BlueNext est la principale Bourse européenne d’échanges de quotas d’émissions de carbone. Dans le sillage des accords de Kyoto, elle est née en 2005 de la nécessité, pour les entreprises européennes soumises à des quotas d’émissions de carbone, de vendre des droits d’émission, pour celles qui ont dégagé des excédents, ou d’en acheter, si elles ont dépassé leur plafond. Aujourd’hui, 3.000 sociétés de l’Union européenne sur 11.000 sites sont couvertes. Coentreprise détenue par Nyse Euronext et la Caisse des dépôts, elle est basée à Paris.

Qui sont les différents types d’intervenants sur BlueNext ?

En premier lieu les entreprises, dont 40 sont directement membres. Il s’agit principalement de sociétés du secteur énergétique. Les autres entreprises passent par l’intermédiaire de brokers, qui représentent la deuxième catégorie d’intervenants. Par ailleurs, des originateurs de projets, souvent des fonds d’investissement, viennent céder sur BlueNext les quotas obtenus, les CER (certified emission reductions), générés par leurs projets de développement propre (CDM - clean development mechanism) dans les pays en développement. Puis les apporteurs de liquidité (market makers) et enfin des banques et des fonds qui achètent et vendent directement sur le marché ces actifs carbone.

Les quotas de carbone se négocient-ils aussi de gré à gré ?

En Europe, la négociation de quotas au comptant, sur le marché spot, est réalisée à hauteur de 85 % sur BlueNext et de 7 % en gré à gré, le reste se répartissant entre d’autres places, dont ECX à Londres pour 4 %. Mais comme sur les autres classes d’actifs, le rapport s’inverse sur les futures, dont seulement un tiers des volumes est négocié directement sur des Bourses.

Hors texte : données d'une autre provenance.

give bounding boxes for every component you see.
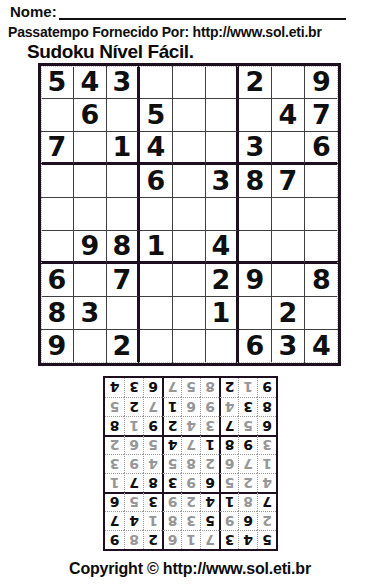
- puzzle-cell-r9c9: 4: [305, 330, 338, 363]
- solution-cell-r7c8: 1: [124, 416, 143, 435]
- solution-cell-r1c6: 6: [162, 530, 181, 549]
- solution-cell-r6c9: 2: [105, 435, 124, 454]
- puzzle-cell-r9c6: [206, 330, 239, 363]
- puzzle-cell-r8c8: 2: [272, 297, 305, 330]
- solution-cell-r8c5: 6: [181, 397, 200, 416]
- puzzle-cell-r9c8: 3: [272, 330, 305, 363]
- puzzle-cell-r2c8: 4: [272, 99, 305, 132]
- puzzle-cell-r3c5: [173, 132, 206, 165]
- puzzle-cell-r3c2: [74, 132, 107, 165]
- puzzle-cell-r5c1: [41, 198, 74, 231]
- solution-cell-r8c7: 7: [143, 397, 162, 416]
- solution-cell-r6c6: 4: [162, 435, 181, 454]
- puzzle-cell-r2c9: 7: [305, 99, 338, 132]
- solution-cell-r9c8: 3: [124, 378, 143, 397]
- sudoku-worksheet-page: Nome: Passatempo Fornecido Por: http://w…: [0, 0, 380, 585]
- solution-cell-r8c6: 1: [162, 397, 181, 416]
- solution-cell-r2c8: 4: [124, 511, 143, 530]
- copyright-line: Copyright © http://www.sol.eti.br: [0, 560, 380, 578]
- puzzle-cell-r8c9: [305, 297, 338, 330]
- puzzle-cell-r5c9: [305, 198, 338, 231]
- solution-cell-r7c1: 6: [257, 416, 276, 435]
- puzzle-cell-r4c4: 6: [140, 165, 173, 198]
- puzzle-cell-r8c4: [140, 297, 173, 330]
- solution-cell-r1c7: 2: [143, 530, 162, 549]
- puzzle-cell-r4c2: [74, 165, 107, 198]
- puzzle-cell-r1c7: 2: [239, 66, 272, 99]
- solution-cell-r5c5: 8: [181, 454, 200, 473]
- solution-cell-r9c7: 6: [143, 378, 162, 397]
- puzzle-cell-r6c1: [41, 231, 74, 264]
- solution-cell-r9c3: 2: [219, 378, 238, 397]
- puzzle-cell-r1c1: 5: [41, 66, 74, 99]
- solution-cell-r3c9: 6: [105, 492, 124, 511]
- solution-cell-r5c7: 4: [143, 454, 162, 473]
- solution-cell-r3c5: 2: [181, 492, 200, 511]
- puzzle-cell-r5c8: [272, 198, 305, 231]
- solution-cell-r6c8: 6: [124, 435, 143, 454]
- puzzle-cell-r4c5: [173, 165, 206, 198]
- solution-cell-r6c4: 1: [200, 435, 219, 454]
- solution-cell-r5c4: 2: [200, 454, 219, 473]
- puzzle-cell-r5c5: [173, 198, 206, 231]
- puzzle-cell-r2c6: [206, 99, 239, 132]
- solution-cell-r9c4: 8: [200, 378, 219, 397]
- sudoku-solution-grid-rotated: 5437162892695381477814293564256938711762…: [103, 376, 278, 551]
- solution-cell-r8c1: 8: [257, 397, 276, 416]
- solution-cell-r3c6: 9: [162, 492, 181, 511]
- solution-cell-r6c7: 5: [143, 435, 162, 454]
- solution-cell-r3c7: 3: [143, 492, 162, 511]
- solution-cell-r4c2: 2: [238, 473, 257, 492]
- puzzle-cell-r2c1: [41, 99, 74, 132]
- solution-cell-r7c9: 8: [105, 416, 124, 435]
- puzzle-cell-r7c7: 9: [239, 264, 272, 297]
- solution-cell-r5c2: 7: [238, 454, 257, 473]
- solution-cell-r5c8: 9: [124, 454, 143, 473]
- solution-cell-r2c4: 5: [200, 511, 219, 530]
- solution-cell-r8c9: 5: [105, 397, 124, 416]
- solution-cell-r9c1: 9: [257, 378, 276, 397]
- solution-cell-r1c3: 3: [219, 530, 238, 549]
- puzzle-cell-r5c7: [239, 198, 272, 231]
- solution-cell-r4c5: 9: [181, 473, 200, 492]
- puzzle-cell-r1c5: [173, 66, 206, 99]
- puzzle-cell-r6c9: [305, 231, 338, 264]
- puzzle-cell-r8c2: 3: [74, 297, 107, 330]
- puzzle-cell-r1c6: [206, 66, 239, 99]
- solution-cell-r2c9: 7: [105, 511, 124, 530]
- puzzle-cell-r7c9: 8: [305, 264, 338, 297]
- solution-cell-r2c6: 8: [162, 511, 181, 530]
- name-row: Nome:: [10, 3, 346, 20]
- solution-cell-r3c2: 8: [238, 492, 257, 511]
- puzzle-cell-r7c5: [173, 264, 206, 297]
- solution-cell-r8c8: 2: [124, 397, 143, 416]
- solution-cell-r7c4: 3: [200, 416, 219, 435]
- solution-cell-r6c2: 9: [238, 435, 257, 454]
- solution-cell-r9c5: 5: [181, 378, 200, 397]
- name-blank-line: [59, 3, 346, 20]
- puzzle-cell-r4c9: [305, 165, 338, 198]
- puzzle-cell-r2c5: [173, 99, 206, 132]
- solution-cell-r2c2: 6: [238, 511, 257, 530]
- solution-cell-r3c8: 5: [124, 492, 143, 511]
- solution-cell-r5c3: 6: [219, 454, 238, 473]
- solution-cell-r2c3: 9: [219, 511, 238, 530]
- puzzle-cell-r6c2: 9: [74, 231, 107, 264]
- puzzle-cell-r6c5: [173, 231, 206, 264]
- puzzle-cell-r2c2: 6: [74, 99, 107, 132]
- puzzle-cell-r6c4: 1: [140, 231, 173, 264]
- puzzle-cell-r9c3: 2: [107, 330, 140, 363]
- puzzle-cell-r1c3: 3: [107, 66, 140, 99]
- puzzle-cell-r4c7: 8: [239, 165, 272, 198]
- solution-cell-r1c5: 1: [181, 530, 200, 549]
- solution-cell-r4c7: 8: [143, 473, 162, 492]
- solution-cell-r5c9: 3: [105, 454, 124, 473]
- puzzle-cell-r8c6: 1: [206, 297, 239, 330]
- puzzle-cell-r6c3: 8: [107, 231, 140, 264]
- solution-cell-r2c5: 3: [181, 511, 200, 530]
- puzzle-cell-r8c1: 8: [41, 297, 74, 330]
- solution-cell-r8c3: 4: [219, 397, 238, 416]
- puzzle-cell-r4c6: 3: [206, 165, 239, 198]
- solution-cell-r6c1: 3: [257, 435, 276, 454]
- puzzle-cell-r3c9: 6: [305, 132, 338, 165]
- solution-cell-r6c3: 8: [219, 435, 238, 454]
- solution-cell-r2c7: 1: [143, 511, 162, 530]
- solution-cell-r3c1: 7: [257, 492, 276, 511]
- puzzle-cell-r9c5: [173, 330, 206, 363]
- solution-cell-r4c3: 5: [219, 473, 238, 492]
- solution-cell-r3c4: 4: [200, 492, 219, 511]
- puzzle-cell-r7c3: 7: [107, 264, 140, 297]
- puzzle-cell-r5c4: [140, 198, 173, 231]
- solution-cell-r4c6: 3: [162, 473, 181, 492]
- puzzle-cell-r6c8: [272, 231, 305, 264]
- solution-cell-r9c6: 7: [162, 378, 181, 397]
- solution-cell-r4c1: 4: [257, 473, 276, 492]
- puzzle-cell-r6c6: 4: [206, 231, 239, 264]
- solution-cell-r4c9: 1: [105, 473, 124, 492]
- puzzle-cell-r1c4: [140, 66, 173, 99]
- puzzle-cell-r7c8: [272, 264, 305, 297]
- solution-cell-r5c6: 5: [162, 454, 181, 473]
- puzzle-cell-r3c7: 3: [239, 132, 272, 165]
- puzzle-cell-r5c3: [107, 198, 140, 231]
- puzzle-cell-r9c4: [140, 330, 173, 363]
- solution-cell-r1c1: 5: [257, 530, 276, 549]
- solution-cell-r9c9: 4: [105, 378, 124, 397]
- puzzle-cell-r3c8: [272, 132, 305, 165]
- solution-cell-r4c4: 6: [200, 473, 219, 492]
- puzzle-cell-r7c2: [74, 264, 107, 297]
- solution-cell-r8c2: 3: [238, 397, 257, 416]
- puzzle-cell-r5c2: [74, 198, 107, 231]
- solution-cell-r1c9: 9: [105, 530, 124, 549]
- solution-cell-r6c5: 7: [181, 435, 200, 454]
- puzzle-cell-r3c6: [206, 132, 239, 165]
- solution-cell-r2c1: 2: [257, 511, 276, 530]
- solution-cell-r7c7: 9: [143, 416, 162, 435]
- puzzle-cell-r6c7: [239, 231, 272, 264]
- puzzle-cell-r7c6: 2: [206, 264, 239, 297]
- puzzle-cell-r3c3: 1: [107, 132, 140, 165]
- puzzle-cell-r4c3: [107, 165, 140, 198]
- solution-cell-r1c4: 7: [200, 530, 219, 549]
- puzzle-cell-r9c1: 9: [41, 330, 74, 363]
- solution-cell-r3c3: 1: [219, 492, 238, 511]
- puzzle-cell-r1c8: [272, 66, 305, 99]
- solution-cell-r1c2: 4: [238, 530, 257, 549]
- solution-cell-r7c3: 7: [219, 416, 238, 435]
- solution-cell-r4c8: 7: [124, 473, 143, 492]
- provider-line: Passatempo Fornecido Por: http://www.sol…: [8, 24, 322, 40]
- puzzle-cell-r2c3: [107, 99, 140, 132]
- solution-cell-r7c2: 5: [238, 416, 257, 435]
- puzzle-cell-r3c1: 7: [41, 132, 74, 165]
- puzzle-cell-r9c2: [74, 330, 107, 363]
- puzzle-cell-r5c6: [206, 198, 239, 231]
- puzzle-cell-r7c4: [140, 264, 173, 297]
- puzzle-cell-r1c9: 9: [305, 66, 338, 99]
- puzzle-cell-r7c1: 6: [41, 264, 74, 297]
- puzzle-cell-r8c7: [239, 297, 272, 330]
- puzzle-cell-r9c7: 6: [239, 330, 272, 363]
- puzzle-cell-r4c8: 7: [272, 165, 305, 198]
- puzzle-cell-r4c1: [41, 165, 74, 198]
- solution-cell-r7c5: 4: [181, 416, 200, 435]
- puzzle-cell-r8c5: [173, 297, 206, 330]
- puzzle-cell-r8c3: [107, 297, 140, 330]
- solution-cell-r7c6: 2: [162, 416, 181, 435]
- solution-cell-r9c2: 1: [238, 378, 257, 397]
- puzzle-cell-r2c7: [239, 99, 272, 132]
- solution-cell-r8c4: 9: [200, 397, 219, 416]
- puzzle-cell-r1c2: 4: [74, 66, 107, 99]
- sudoku-puzzle-grid: 543296547714366387981467298831292634: [38, 63, 341, 366]
- name-label: Nome:: [10, 3, 57, 20]
- puzzle-cell-r2c4: 5: [140, 99, 173, 132]
- page-title: Sudoku Nível Fácil.: [27, 41, 194, 63]
- solution-cell-r1c8: 8: [124, 530, 143, 549]
- solution-cell-r5c1: 1: [257, 454, 276, 473]
- puzzle-cell-r3c4: 4: [140, 132, 173, 165]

Des projets de Bourse du carbone vont émerger. Pouvez-vous leur apporter votre expertise ?

Aux Etats-Unis, nous souhaitons devenir l’un des acteurs de référence - le marché américain sera plus gros que le marché européen, il y aura donc plusieurs Bourses - en nous appuyant sur notre expérience acquise en Europe et la puissance de nos actionnaires, au premier rang desquels Nyse Euronext. Par ailleurs, nous venons de nouer un partenariat avec la Bourse environnementale de Pékin. La Chine, premier émetteur mondial de CO2, va lancer un programme de limitation de son empreinte carbone (de l’intensité en carbone par unité de PIB). Nous apporterons notre savoir-faire pour la mise en place d’un nouveau dispositif. Un partenariat capitalistique, dont les modalités restent à préciser, est aussi prévu.

Un marché mondial est-il envisageable ?

Dans le cadre des régimes obligatoires, le prix, qui est le résultat du rapport entre l’offre et la demande, est également très dépendant de son cadre réglementaire, des contraintes plus ou moins fortes exercées sur les entreprises émettrices. Or, il varie d’une région à l’autre, les critères (la vitesse de réduction imposée, la souplesse d’utiliser des crédits internationaux) ne sont pas les mêmes. C’est ainsi qu’une tonne de carbone vaut, ces dernières semaines, 13 à 14 euros sur BlueNext, mais moins de 2 euros sur le marché volontaire américain. Cependant, un marché mondial est envisageable pour les CER, issus des pays en développement, car ils sont déjà ou seront acceptés aussi au Japon, en Australie et aux Etats-Unis.

Les résultats du sommet de Copenhague peuvent-ils avoir une influence sur les cours des quotas de carbone sur BlueNext ?

Dans l’Union européenne, une feuille de route précise jusqu’en 2020 a déjà été définie par le « Paquet climat » en décembre 2008. C’est la règle des trois 20. D’ici à 2020, les émissions de CO2 devront avoir été réduites de 20 % par rapport au niveau de 1990, les énergies renouvelables devront représenter 20 % de la consommation d’électricité et enfin, à productions égales, les émissions devront être réduites de 20 %. En outre, nous attendons un effet mécanique de renchérissement des quotas, du fait que les droits d’émissions des entreprises deviendront majoritairement payants à partir de 2013. Il reste cependant à préciser, pour l’après-2012, les conditions d’utilisation des CER pour compenser des émissions en Europe ainsi que les règles qui régiront les initiatives autour des forêts et autres projets développés hors des mécanismes obligatoires.